MILANO – L’industria dell’alimento più buono del mondo ancora oggi nasconde scenari loschi di schiavitù e sfruttamento. I bambini e i ragazzi che lavorano nelle piantagioni di cacao africane sarebbero, secondo alcune stime, più di 200mila di età compresa tra i cinque e i quindici anni, vittime di una vera e propria “tratta”.
Lavorano sottopagati se non gratuitamente, in condizioni pessime: vengono maltrattati e tenuti rinchiusi in baracche, spesso malnutriti. Il fenomeno riguarda numerosi paesi dell’Africa occidentale, tra i principali produttori di cacao del mondo (il 70% della produzione mondiale di cacao è coltivato qui): Costa d’Avorio, Mali, Benin, Togo, Ghana, Nigeria, Camerun, Burkina Faso.
I bambini lavoratori sono spesso esposti a condizioni estremamente dannose per la loro salute fisica e mentale, come afferma l’International Labor Rights Forum, una ONG statunitense.
La Nestlé, una delle maggiori aziende alimentari del mondo, nel 2005 è stata denunciata dall’International Labor Rights Fund e dalla Global Exchange per l’uso di manodopera ridotta in schiavitù.
Ma la multinazionale svizzera ha replicato dichiarando che il lavoro minorile è contro i principi della società. Nel 2001, infatti, la Nestlé, insieme ad altre grandissime aziende cioccolatiere, ha firmato il Protocollo Harkin- Engel (anche detto Protocollo sul cacao).
La convenzione internazionale nacque con l’obiettivo di “migliorare gli standard sul lavoro minorile, elaborare una certificazione del cacao e proibire le forme di schiavitù, ottenendo il sostegno dell’industria, dei governi nazionali e delle organizzazioni non governative”.
Il documento fu sottoscritto tra gli altri da Hershey, Mars e World’s Finest Chocolate e sembrò, dopo non poche difficoltà e avversità, la soluzione per tenere sotto controllo il fenomeno che ha aspetti drammatici, dopo i fallimenti di un Rapporto Unicef del 1998 e di un Rapporto sui diritti umani del Dipartimento di Stato americano del 2000; tali documenti denunciavano le condizioni assurde di lavoro nelle piantagioni di cacao in quelle aree dell’Africa, ma ebbero ben poca risonanza.
Nonostante la condanna del Parlamento europeo al lavoro minorile nelle piantagioni di cacao, l’esplicita richiesta di piena attuazione del Protocollo Harkin-Engel ed una Proposta di Risoluzione dell’anno scorso “di introdurre un sistema di tracciabilità per la catena di approvvigionamento del cacao controllato da un organismo terzo accreditato”, il protocollo non risulta ancora attuato.

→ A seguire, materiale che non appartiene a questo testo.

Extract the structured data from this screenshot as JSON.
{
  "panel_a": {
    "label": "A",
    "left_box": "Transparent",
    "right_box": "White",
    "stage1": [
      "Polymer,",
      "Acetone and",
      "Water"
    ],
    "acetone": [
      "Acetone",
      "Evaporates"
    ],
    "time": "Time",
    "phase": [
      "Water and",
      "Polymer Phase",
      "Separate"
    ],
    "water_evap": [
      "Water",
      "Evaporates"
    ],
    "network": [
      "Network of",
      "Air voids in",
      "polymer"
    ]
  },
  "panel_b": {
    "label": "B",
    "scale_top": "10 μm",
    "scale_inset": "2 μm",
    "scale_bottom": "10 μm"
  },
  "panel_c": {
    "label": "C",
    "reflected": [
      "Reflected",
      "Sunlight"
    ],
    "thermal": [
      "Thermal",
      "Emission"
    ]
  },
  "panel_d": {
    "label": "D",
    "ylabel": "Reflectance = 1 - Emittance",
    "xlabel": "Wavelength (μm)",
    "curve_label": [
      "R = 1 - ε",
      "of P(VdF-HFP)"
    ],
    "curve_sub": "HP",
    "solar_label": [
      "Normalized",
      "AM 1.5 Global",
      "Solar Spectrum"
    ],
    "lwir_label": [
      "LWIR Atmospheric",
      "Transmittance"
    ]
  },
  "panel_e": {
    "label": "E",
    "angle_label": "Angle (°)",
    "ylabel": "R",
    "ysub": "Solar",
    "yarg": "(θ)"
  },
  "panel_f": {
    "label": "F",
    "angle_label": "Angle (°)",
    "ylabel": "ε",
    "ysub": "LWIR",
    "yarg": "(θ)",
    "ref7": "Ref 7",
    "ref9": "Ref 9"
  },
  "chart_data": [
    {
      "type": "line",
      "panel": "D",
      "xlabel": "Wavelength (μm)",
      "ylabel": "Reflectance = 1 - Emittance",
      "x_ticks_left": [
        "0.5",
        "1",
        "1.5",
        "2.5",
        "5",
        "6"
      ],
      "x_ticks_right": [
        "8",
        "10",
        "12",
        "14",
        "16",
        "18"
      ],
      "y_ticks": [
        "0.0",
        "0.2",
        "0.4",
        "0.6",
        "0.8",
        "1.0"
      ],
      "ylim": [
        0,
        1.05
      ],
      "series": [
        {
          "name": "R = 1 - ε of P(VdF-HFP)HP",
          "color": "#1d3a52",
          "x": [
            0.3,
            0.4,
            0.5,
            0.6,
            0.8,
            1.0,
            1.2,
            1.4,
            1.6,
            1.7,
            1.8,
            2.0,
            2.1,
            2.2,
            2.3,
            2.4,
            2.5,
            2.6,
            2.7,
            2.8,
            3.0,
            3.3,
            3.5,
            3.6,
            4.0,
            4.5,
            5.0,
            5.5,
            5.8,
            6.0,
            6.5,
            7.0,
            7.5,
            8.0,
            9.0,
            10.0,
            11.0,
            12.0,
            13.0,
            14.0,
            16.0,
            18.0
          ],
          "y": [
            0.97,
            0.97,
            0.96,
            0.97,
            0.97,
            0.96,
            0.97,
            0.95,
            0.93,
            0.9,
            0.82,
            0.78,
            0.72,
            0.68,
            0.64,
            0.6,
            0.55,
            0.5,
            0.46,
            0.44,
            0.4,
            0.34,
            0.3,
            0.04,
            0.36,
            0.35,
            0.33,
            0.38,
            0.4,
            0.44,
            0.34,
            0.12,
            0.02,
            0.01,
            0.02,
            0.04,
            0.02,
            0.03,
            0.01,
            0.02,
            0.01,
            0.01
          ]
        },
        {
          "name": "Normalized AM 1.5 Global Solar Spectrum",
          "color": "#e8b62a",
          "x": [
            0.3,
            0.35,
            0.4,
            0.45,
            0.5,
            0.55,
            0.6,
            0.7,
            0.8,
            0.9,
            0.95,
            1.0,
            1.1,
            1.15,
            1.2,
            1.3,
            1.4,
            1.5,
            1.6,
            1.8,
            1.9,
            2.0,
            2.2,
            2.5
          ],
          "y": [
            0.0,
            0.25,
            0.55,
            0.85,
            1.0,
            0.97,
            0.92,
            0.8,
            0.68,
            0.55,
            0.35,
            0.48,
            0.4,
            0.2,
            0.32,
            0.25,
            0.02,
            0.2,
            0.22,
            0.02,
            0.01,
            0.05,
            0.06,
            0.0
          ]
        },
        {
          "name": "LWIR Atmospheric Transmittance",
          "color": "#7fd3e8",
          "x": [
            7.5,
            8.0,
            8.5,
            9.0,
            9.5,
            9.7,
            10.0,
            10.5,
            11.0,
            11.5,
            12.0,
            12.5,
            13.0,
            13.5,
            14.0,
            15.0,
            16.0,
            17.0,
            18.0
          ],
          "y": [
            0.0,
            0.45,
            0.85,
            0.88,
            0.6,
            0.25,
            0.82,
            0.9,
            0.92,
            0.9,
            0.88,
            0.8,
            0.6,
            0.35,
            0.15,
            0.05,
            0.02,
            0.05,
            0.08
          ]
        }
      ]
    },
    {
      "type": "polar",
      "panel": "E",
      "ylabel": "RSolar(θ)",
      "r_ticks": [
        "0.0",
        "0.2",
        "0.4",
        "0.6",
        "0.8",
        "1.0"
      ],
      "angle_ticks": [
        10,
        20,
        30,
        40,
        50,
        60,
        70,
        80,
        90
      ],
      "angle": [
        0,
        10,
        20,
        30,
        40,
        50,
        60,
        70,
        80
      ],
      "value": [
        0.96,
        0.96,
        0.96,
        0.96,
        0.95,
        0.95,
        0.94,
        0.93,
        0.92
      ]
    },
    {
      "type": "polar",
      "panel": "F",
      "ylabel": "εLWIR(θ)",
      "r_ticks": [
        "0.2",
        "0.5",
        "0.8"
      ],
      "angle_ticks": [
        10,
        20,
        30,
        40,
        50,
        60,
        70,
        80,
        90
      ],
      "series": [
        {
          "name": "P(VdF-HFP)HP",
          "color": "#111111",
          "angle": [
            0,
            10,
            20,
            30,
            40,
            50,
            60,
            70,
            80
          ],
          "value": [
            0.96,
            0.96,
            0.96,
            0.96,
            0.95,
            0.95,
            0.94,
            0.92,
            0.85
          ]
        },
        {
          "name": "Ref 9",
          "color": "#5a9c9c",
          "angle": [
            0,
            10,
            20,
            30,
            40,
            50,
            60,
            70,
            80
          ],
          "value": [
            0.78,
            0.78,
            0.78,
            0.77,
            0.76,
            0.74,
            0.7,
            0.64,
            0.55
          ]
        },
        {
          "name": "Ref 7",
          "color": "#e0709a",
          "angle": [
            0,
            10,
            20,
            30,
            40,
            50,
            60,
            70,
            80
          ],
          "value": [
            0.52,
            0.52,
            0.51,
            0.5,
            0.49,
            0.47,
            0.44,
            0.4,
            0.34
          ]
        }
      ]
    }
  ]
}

Interessante è il documentario di Miki Mistrati e Roberto Romano, che racconta con immagini crude ed inequivocabili il fenomeno. Il viaggio-inchiesta dei due giornalisti, che si intitola “The dark side of chocolate” (che è possibile vedere qui in basso, con sottotitoli in italiano), indaga su come il traffico di esseri umani ed il lavoro minorile in Costa d’Avorio alimentino il mercato mondiale del cioccolato.
La questione è stata tra i temi centrali della manifestazione Altrocioccolato, organizzata da Umbria Equosolidale a Città di Castello a fine ottobre, così come di Io.Equo, una campagna di sensibilizzazione di Altromercato dedicata quest’anno al cacao.
Le iniziative avevano innanzitutto lo scopo di promuovere un modo diverso di consumare, più consapevole, che abbia alle spalle la certificazione che i prodotti non provengano dal lavoro minorile; ed inoltre quello di far conoscere il commercio equo e solidale come forma di commercio sostenibile ed etico, che garantisca ai produttori e ai lavoratori dei paesi in via di sviluppo un trattamento economico e sociale onesto e rispettoso.
Sebbene sulla carta esistano norme internazionali per eliminare il lavoro minorile nelle piantagioni di cacao, lo sfruttamento minorile per i lavori pesanti è un fenomeno ancora globale che riguarda non solo il settore del cacao, ma è purtroppo esteso a molti altri ambiti del mercato mondiale.
I numeri parlano chiaro: secondo le stime dell’OIL, nel mondo ci sono 215 milioni di bambini che lavorano in attività che andrebbero abolite; tra questi 152 milioni hanno meno di quindici anni, e 115 milioni svolgono lavori pericolosi. Dati dell’International Labor Rights Forum affermano che del numero globale di bambini lavoratori 120 milioni lavorano a tempo pieno per aiutare le famiglie sull’orlo della miseria, ma che il fenomeno non riguarda solo paesi poveri, ma tutto il pianeta. Stati Uniti compresi.